Concrete Boots

Stuart Price
Guildford Fringe Theatre Company
The Star Inn, Guildford

Concrete Boots

With a bare stage, minimal props and only the most necessary of background sound effects, Concrete Boots, like most good fringe theatre, focusses purely on storytelling without relying on gimmicks or distractions.

The result in this case is a rather austere setting, which works well for this darkly humorous tale. Guildford Fringe Theatre Company has made The Star its home and, whilst it has used the room in every type of configuration, traditional theatre seating works well for this production and nicely distances the audience from the characters who are abandoned and vulnerable.

Toby (Spencer Cummins) and Cubby (Steven Arnold) quickly reproduce the image from the publicity material and it becomes clear that the Concrete Boots of the title refers to their red buckets. The men are cemented to the spot with a tide rapidly approaching and no obvious rescue underway.

As they reflect on the fact that they are almost certainly facing death, you could be forgiven for assuming that this is rather a grim play. The truth is far from it, however, with a script that lands lightly upon serious topics before flitting to the more mundane or comic. Conversations about flesh-lights and dildos entwine with discussions about modern art, 9/11 and Roald Dahl-type escape plans.

These semi-absurd topics reinforce Toby’s observation that, “no-one can really do death” and allow Arnold to demonstrate his excellent comedic timing and emotional range. The character of Cubby, whilst extremely cocky, is also likeable and cheeky and Arnold strikes exactly the right balance between swaggering bravado and ‘little boy lost.’

This contrasts with the more restrained Toby; Cummins brings an underlying frustration to the part, clenching his fists and raising his shoulders but never entirely losing his temper.

It would be easy to let scenes with so little movement drag, but Stuart Price’s direction ensures that the pace is appropriately steady and the temptation to motor through the flashbacks is avoided. Equally the sense of the cold and tiredness is neatly underplayed, evident but not over-egged.

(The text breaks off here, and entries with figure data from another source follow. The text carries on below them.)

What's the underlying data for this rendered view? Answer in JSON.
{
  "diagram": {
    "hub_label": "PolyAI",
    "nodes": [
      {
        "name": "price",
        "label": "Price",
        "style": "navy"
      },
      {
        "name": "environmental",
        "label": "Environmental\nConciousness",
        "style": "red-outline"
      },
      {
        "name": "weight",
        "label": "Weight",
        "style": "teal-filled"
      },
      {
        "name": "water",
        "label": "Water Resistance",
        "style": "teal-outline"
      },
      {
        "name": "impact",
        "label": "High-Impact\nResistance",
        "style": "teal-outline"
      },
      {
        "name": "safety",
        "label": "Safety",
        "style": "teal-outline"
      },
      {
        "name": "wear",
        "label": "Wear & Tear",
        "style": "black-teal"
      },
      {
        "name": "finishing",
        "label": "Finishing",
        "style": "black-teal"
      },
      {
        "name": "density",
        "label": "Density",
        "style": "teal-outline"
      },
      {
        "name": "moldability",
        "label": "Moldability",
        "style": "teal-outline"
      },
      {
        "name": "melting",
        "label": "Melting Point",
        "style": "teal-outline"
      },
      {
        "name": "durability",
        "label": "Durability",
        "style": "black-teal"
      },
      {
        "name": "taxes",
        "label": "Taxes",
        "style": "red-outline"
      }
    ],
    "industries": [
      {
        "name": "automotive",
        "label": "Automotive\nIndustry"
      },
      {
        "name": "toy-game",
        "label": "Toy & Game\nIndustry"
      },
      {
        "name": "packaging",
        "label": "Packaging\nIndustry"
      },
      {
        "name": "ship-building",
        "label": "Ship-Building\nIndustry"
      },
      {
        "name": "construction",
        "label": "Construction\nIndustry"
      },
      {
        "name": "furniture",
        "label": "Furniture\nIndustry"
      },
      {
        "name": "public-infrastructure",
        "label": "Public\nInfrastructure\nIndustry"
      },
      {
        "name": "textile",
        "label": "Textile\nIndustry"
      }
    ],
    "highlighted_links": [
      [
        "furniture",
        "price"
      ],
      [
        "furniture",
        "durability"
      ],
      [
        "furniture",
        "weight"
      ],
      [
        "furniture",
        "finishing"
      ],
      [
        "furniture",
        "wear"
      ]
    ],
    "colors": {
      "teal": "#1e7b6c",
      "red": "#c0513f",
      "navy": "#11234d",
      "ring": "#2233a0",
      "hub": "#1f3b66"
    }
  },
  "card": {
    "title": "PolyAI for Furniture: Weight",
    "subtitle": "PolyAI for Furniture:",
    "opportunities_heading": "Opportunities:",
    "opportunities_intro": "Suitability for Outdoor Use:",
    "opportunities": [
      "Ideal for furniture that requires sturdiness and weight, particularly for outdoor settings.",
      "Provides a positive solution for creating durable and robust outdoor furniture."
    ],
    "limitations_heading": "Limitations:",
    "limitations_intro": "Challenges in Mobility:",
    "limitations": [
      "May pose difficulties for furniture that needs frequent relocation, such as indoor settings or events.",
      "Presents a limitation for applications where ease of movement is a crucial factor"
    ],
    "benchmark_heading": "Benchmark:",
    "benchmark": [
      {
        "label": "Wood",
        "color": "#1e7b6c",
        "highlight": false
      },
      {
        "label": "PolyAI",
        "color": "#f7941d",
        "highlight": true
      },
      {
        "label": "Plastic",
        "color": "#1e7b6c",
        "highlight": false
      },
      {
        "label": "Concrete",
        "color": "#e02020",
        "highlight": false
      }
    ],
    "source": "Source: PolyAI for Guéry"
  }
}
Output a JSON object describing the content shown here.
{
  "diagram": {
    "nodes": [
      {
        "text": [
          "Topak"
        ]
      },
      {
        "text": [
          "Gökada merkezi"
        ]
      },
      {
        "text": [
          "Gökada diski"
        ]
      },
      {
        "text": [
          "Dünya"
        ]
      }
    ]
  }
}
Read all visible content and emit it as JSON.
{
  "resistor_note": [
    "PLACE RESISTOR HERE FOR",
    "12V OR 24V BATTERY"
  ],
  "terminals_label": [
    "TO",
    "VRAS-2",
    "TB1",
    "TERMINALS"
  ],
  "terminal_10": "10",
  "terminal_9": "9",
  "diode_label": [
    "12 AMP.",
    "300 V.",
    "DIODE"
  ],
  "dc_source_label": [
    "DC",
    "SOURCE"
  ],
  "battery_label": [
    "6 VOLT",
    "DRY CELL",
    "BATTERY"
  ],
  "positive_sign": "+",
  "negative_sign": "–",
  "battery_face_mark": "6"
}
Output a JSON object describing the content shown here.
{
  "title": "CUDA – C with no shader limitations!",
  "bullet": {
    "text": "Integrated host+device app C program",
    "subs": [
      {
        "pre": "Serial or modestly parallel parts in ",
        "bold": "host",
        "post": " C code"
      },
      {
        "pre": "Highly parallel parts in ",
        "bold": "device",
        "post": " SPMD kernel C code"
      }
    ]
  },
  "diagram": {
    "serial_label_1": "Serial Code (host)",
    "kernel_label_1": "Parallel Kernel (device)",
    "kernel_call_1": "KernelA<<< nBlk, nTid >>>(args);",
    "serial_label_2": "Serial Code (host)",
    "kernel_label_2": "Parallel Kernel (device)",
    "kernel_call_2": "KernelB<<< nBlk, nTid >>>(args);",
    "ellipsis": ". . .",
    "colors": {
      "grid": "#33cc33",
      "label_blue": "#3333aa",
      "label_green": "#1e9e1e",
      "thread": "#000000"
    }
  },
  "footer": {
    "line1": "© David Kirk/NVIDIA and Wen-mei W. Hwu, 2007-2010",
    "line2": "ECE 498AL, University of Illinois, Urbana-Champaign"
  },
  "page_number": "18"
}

This is a thoughtful piece of writing and the brotherly bond is vividly created offering poignant and amusing moments. There is slight repetition in places, particularly from the character of Toby, and the first flashback to their schooldays (this is not immediately obvious) sits slightly awkwardly amongst the other snappier vignettes from their past.

There are a few moments in the longer speeches where the dialogue still feels scripted but overall the language and characters merge to form a compelling hour of theatre with an ending that, whilst not entirely surprising, satisfies.